Selon l’orateur, quand s’ouvre le rite kikumbi, il va sans dire qu’un mariage se prépare en secret. Un conjoint a pu être repéré ou alors la jeune fille a fait l’objet d’une démarche matrimoniale. Le rituel Kikumbi ne s’annonce jamais à la future candidate, sauf à ceux qui ont décidé de lui faire subir l’épreuve, en complicité avec ses parents. Elle n’est pas au courant. Une matrone, c'est-à-dire, une femme qui n’a jamais enregistré de fausse couche l’attrape avec la rapidité de l’éclair, aux allures d’un rapt, d’un guet-apens ou simplement d’un kidnapping. Il s’agit d’un rapport de force.
Une fois la novice séquestrée, le groupe de femmes (les matrones) prend la jeune fille en charge dans une case isolée. Elle est alors âgée de 16 à 19 ans. Le rôle des matrones est assuré soit par un prêtre, une prêtresse, soit par ses propres parents, parmi lesquels ses tantes maternelles ou paternelles et ses sœurs.
Pendant la période d’incarcération collective de la jeune fille, des prêtresses et des majorettes, la jeune fille y subit une éducation sentimentale que se chargent de lui transmettre celles qui l’initient à sa future vie conjugale. Parfois, ces prêtresses se transforment en professeurs en sexologie et en initiation érotique en lui faisant prendre conscience des zones érogènes de son propre corps.
Les majorettes veillent à ce qu’elle respecte les interdits. La nuit, elles lui racontent des anecdotes. Tous les matins, elles ont l’obligation de lui appliquer la mixture rouge sur tout le corps. Ainsi, le corps de la fille est enduit d'un talc rougeâtre appelé « toukoula » obtenu grâce à la macération de l'écorce du kaolin.
Education sentimentale
La réclusion dure un à deux mois, une éternité pour la candidate mais une durée temporelle indispensable à l’efficacité du rituel. Le système n’est pas strictement carcéral. Certains soirs, au crépuscule, on opère une sortie pour aller faire danser la fille.
Par théorie, la virginité est de règle dans le système kikumbi. Il est de bon temps que la fille entre vierge au mariage (dans tous les sens du terme). Si la jeune fille a déjà perdu sa virginité, ses chances d’accéder au mariage seront à la discrétion de son futur conjoint, et de sa future belle famille. Généralement il y a une fin de non-recevoir.
Dans ce monastère traditionnel, la fille reçoit une éducation pré-matrimoniale. Kikumbi est confié à des femmes (des matrones) dont la mission consiste à préparer la future mariée en lui signifiant qu'elle n'est plus une fille comme les autres même si les autres filles sont comme elles (en apparence). C’est une leçon de chose où l’on apprend à la jeune fille les fonctions naturelles de son corps. Il s’agit donc d’une école, d’un cours de sexualité, d’un discours sur le corps de la femme en vue de la préparer à recevoir le corps de son futur conjoint.

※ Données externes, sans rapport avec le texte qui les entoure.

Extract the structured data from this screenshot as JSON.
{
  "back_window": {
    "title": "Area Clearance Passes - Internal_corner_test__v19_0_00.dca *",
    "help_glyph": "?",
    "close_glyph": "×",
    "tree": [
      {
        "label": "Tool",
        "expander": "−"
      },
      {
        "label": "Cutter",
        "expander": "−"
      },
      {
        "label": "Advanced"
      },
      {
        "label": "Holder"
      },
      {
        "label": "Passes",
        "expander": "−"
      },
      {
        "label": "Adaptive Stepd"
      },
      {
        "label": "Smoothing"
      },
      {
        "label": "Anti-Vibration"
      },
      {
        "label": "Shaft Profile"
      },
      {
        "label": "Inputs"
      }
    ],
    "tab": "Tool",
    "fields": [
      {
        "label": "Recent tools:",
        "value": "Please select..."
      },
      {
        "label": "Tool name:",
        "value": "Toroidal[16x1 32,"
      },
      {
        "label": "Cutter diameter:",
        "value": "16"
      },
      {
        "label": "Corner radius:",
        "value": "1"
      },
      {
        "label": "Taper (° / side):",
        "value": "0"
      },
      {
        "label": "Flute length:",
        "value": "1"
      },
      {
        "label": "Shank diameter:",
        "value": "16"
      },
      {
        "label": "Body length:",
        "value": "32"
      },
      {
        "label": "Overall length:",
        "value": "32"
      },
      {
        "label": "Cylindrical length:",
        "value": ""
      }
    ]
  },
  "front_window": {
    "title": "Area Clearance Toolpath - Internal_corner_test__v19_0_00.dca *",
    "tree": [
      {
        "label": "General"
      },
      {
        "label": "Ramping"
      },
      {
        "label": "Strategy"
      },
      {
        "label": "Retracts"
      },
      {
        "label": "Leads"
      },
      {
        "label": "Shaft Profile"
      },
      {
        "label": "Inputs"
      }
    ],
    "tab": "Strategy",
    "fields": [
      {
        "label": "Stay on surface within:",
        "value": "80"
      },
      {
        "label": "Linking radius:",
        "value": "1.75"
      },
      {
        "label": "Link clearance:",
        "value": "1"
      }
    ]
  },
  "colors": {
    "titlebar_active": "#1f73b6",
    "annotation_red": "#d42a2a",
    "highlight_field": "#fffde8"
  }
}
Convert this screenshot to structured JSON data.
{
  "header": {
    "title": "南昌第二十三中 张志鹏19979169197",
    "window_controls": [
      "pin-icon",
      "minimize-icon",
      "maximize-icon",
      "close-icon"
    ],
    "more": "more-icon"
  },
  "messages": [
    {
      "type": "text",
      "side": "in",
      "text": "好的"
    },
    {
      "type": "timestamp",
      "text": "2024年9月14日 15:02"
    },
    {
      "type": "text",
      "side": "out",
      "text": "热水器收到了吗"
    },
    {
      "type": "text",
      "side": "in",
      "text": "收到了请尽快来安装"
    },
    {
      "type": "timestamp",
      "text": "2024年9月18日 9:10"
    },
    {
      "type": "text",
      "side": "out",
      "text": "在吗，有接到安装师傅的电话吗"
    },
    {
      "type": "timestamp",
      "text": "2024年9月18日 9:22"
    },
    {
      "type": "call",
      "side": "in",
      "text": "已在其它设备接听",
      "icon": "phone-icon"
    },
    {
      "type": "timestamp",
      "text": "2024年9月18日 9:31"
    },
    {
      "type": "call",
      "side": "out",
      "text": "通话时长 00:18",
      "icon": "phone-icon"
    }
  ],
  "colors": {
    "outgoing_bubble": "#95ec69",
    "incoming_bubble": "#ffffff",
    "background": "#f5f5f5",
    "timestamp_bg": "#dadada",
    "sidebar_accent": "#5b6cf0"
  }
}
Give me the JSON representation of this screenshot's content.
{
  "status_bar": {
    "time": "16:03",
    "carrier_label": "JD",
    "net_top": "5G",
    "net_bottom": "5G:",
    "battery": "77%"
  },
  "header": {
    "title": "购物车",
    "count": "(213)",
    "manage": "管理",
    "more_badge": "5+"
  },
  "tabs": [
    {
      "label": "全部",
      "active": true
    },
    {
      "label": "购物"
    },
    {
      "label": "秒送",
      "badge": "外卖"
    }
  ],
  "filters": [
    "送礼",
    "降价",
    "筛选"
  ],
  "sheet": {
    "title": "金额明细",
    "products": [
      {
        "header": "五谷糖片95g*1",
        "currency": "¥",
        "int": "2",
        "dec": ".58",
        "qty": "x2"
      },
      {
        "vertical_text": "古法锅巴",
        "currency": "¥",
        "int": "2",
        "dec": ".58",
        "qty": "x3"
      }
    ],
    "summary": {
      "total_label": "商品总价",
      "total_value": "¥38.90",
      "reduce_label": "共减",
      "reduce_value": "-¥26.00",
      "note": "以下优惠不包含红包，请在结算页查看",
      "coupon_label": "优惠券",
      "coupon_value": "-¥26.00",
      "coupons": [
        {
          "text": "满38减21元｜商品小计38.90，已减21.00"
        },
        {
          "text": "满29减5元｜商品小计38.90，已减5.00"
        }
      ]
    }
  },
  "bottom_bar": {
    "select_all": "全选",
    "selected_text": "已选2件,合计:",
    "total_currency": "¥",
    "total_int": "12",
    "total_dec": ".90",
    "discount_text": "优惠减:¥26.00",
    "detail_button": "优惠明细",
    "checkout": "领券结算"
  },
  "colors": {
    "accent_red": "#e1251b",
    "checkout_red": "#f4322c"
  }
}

Cette période de réclusion donne tout son caractère sacré à ce rite doublé d'un aspect théâtral. Le caractère théâtral est renforcé par les chants et des chorégraphies esquissés par tous les pensionnaires du kikumbi.
Durant tout le temps qu’elle restera enfermée, la jeune fille ne se lave pas, à l’exception des bains intimes et de bouche. Après l’ablution sabbatique qui marque la fin de tchicoumbi, la jeune fille est prête pour le mariage.
Dans sa nouvelle vie de tchicoumbi, Jean Baptiste Ngoma Mavoungou a expliqué que la fille porte désormais une couronne, un collier en perle autour du cou, une jupe, un morceau de tissu, juste pour protéger sa poitrine, des perles autours des reins, des anneaux en cuivre autour des deux bras et au niveau des chevilles. La fille change automatiquement d’attitude, elle ne sourit plus comme avant, et ne tend plus la main aux visiteurs.
Le but de ce genre de rite étant de préparer la fille au mariage, celle-ci est visitée nuitamment par l’amant. Pendant quelques minutes, ce dernier lui cajole juste les seins, puis repart à l’insu des majorettes. Après le bain sabbatique marquant la fin du kikoumbi, la jeune fille est prête pour le mariage.